We suppose an architect, besides being an artist, should have some conception of the appearance his designs will wear when transposed from paper to reality. Many pretty pictures make very unsatisfactory structures. The Cargill Monument is a case in point. The design seemed very pretty, but now that it is erected, one shudders at its ill taste. Instead of the enduring lasting appearance which is appropriate to a monument, it is a flimsy, light, trifling structure, more fitted for a pleasure garden than anything else. In fact, it has somewhat of the appearance of a Chinese Pagoda, and a stranger who approaches it will think he is nearing the entrance to a Cremorne or Vauxhall Gardens. It is an insult to the memory of Captain Cargill that such a trumpery unsubstantial looking thing should be considered a fitting recognition of his services. It surely is paying him a poor compliment, to erect a memorial that as long as it lasts must be an eyesore to the people of Dunedin. Modern taste revolts at the expenditure of nineteen shillings on ornament to one shilling on substance. Dunedin is a sufficiently queer City without barley-sugar ornaments of this description. It is not yet too late to undo the work. Captain Cargill has well earned a public memorial, but an unambitious obelisk of marble—of marble from the Province his labors founded and settled —would not only be a more fitting recognition, but one which we are sure would be more pleasing to his family. In such a matter expense should be no consideration—anything is better than the ridicule which will be showered on the present Pagoda affair by the visitors from other parts of the Colony, who will throng to the Exhibition. Mr. Farley might be induced to purchase it for Vauxhall.
Otago Daily Times, 19 September 1864

Now, it's been decapitated while restoration work is underway, apparently for earthquake strengthening. There's a video of the dismantling process here.

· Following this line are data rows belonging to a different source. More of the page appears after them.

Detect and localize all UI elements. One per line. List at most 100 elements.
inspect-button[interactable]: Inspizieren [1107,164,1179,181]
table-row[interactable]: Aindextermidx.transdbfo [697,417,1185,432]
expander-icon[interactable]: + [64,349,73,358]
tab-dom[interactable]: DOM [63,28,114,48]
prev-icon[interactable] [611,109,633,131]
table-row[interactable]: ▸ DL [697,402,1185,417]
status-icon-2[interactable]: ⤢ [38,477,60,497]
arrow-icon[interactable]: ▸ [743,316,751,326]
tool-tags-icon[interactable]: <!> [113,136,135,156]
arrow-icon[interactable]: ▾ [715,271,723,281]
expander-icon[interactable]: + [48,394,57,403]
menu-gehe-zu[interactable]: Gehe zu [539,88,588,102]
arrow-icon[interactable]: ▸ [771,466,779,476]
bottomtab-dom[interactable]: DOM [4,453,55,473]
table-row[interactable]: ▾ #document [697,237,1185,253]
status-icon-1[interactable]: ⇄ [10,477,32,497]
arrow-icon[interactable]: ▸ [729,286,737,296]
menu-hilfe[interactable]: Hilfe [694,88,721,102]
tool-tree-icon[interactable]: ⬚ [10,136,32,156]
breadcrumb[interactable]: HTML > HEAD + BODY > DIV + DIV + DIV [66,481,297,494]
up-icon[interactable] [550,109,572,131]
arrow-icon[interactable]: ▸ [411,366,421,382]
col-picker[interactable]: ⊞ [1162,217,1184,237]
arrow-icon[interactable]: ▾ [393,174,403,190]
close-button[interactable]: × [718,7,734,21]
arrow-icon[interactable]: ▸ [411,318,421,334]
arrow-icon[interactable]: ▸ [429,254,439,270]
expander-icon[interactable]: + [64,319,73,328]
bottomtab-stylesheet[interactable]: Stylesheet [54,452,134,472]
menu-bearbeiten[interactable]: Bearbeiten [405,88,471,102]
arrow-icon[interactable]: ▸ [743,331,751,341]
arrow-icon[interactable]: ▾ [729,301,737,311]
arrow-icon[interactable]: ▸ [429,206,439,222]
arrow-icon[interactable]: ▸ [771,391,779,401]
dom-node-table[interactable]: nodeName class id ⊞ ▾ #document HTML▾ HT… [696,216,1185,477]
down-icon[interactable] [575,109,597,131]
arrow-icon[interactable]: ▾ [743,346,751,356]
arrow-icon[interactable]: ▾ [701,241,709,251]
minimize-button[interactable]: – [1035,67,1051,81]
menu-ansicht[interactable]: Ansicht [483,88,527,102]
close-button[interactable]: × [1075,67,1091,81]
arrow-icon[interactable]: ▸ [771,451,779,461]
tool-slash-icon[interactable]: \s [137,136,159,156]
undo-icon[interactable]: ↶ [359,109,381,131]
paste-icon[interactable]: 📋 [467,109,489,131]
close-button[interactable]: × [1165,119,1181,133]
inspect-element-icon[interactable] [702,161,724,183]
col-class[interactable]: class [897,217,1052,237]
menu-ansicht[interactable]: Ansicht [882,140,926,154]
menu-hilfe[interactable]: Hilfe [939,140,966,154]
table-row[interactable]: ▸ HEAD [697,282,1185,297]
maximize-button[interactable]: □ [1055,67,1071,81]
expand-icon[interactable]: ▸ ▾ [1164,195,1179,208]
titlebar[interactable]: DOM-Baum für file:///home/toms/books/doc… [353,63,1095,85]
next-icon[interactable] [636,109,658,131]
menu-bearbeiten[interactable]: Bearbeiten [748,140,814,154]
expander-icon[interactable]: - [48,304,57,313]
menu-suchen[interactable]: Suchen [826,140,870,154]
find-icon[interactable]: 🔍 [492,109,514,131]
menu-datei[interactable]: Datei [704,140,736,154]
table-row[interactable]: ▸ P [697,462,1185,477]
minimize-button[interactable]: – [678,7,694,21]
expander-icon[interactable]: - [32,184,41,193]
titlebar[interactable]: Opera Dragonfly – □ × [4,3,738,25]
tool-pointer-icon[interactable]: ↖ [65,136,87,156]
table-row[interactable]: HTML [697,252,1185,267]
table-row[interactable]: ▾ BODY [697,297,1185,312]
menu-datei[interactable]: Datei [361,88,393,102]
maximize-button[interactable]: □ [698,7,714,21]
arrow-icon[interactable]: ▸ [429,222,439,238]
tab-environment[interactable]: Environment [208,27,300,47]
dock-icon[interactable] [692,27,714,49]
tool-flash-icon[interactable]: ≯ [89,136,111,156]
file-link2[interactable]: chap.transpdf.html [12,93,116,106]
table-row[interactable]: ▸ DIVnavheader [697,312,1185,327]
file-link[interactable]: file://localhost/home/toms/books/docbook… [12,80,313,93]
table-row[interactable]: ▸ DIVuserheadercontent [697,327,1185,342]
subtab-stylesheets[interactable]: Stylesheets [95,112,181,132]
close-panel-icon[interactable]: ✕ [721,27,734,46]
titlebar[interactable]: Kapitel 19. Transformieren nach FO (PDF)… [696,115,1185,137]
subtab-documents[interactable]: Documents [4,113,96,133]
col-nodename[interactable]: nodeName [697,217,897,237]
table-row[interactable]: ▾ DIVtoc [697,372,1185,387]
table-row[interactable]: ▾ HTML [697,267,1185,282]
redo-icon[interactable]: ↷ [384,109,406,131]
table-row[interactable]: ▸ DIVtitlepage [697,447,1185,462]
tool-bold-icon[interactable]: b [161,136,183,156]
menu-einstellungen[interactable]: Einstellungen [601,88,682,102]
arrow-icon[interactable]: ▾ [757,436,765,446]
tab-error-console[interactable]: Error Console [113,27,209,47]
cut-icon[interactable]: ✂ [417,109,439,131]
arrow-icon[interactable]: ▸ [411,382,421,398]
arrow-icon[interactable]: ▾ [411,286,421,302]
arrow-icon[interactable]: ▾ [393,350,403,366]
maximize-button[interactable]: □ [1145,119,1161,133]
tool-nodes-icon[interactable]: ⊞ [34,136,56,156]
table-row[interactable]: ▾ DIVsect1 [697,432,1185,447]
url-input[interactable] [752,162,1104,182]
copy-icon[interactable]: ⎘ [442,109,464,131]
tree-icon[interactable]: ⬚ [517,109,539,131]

I found it interesting that a plaque is attached to the monument to Cargill about the Salvation Army's commencing their work in New Zealand on 1 April 1883. They apparently assembled at Cargill's monument in the afternoon before a service at the Temperance Hall, "sang several hymns and spoke a few words to the considerable number of people which assembled," with Captain Pollard accompanying the singing with a concertina. (Otago Daily Times, 2 April 1883)

Today, what remains of Cargill's monument is guarded by three penguins (I caught sight of only two, unfortunately, while I was there). "We Are Not Alone", installed August 1999, are by artist Parry Jones, each modelled to reflect back on the nature of the businesses sponsoring them. Auckland needs stuff like this. Random bird sculptures throughout the CBD would be great ...

I headed further along Princes Street, and caught sight of a particularly colourful bus shelter.

Okay, this isn't art, but I feel it's an example of the quirkiness of Dunedin -- the bus destination signs on their fleet. Passing by the depot on Princes Street, I photographed this particular bus with its version of the "Sorry not in service" sign ...

... but I also spotted while I was there those few days buses passing by with special graphics on their destination signs reflecting where they were headed to. We're so damn boring up here in Auckland with our buses!

Boer War memorial at the Oval Reserve, unveiled 29 November 1906.

At this point, I nearly got myself lost in a strange city. Fortunately, Dunedin's I-Site folks have a great little street map with attractions and such which every tourist in Dunedin should have. I had mine with me, and was able to navigate (eventually, after a wee period of worry) back towards the wharf area. However, my misguided route took me past lovely murals painted on the pillars of a rail overbridge on Anderson's Bay Road.

As well as the "Harbour Mouth Teeth" at Kitchener Street Park, by Regan Gentry (2009).

I love these. They sum up Dunedin city's quirky sense of humour.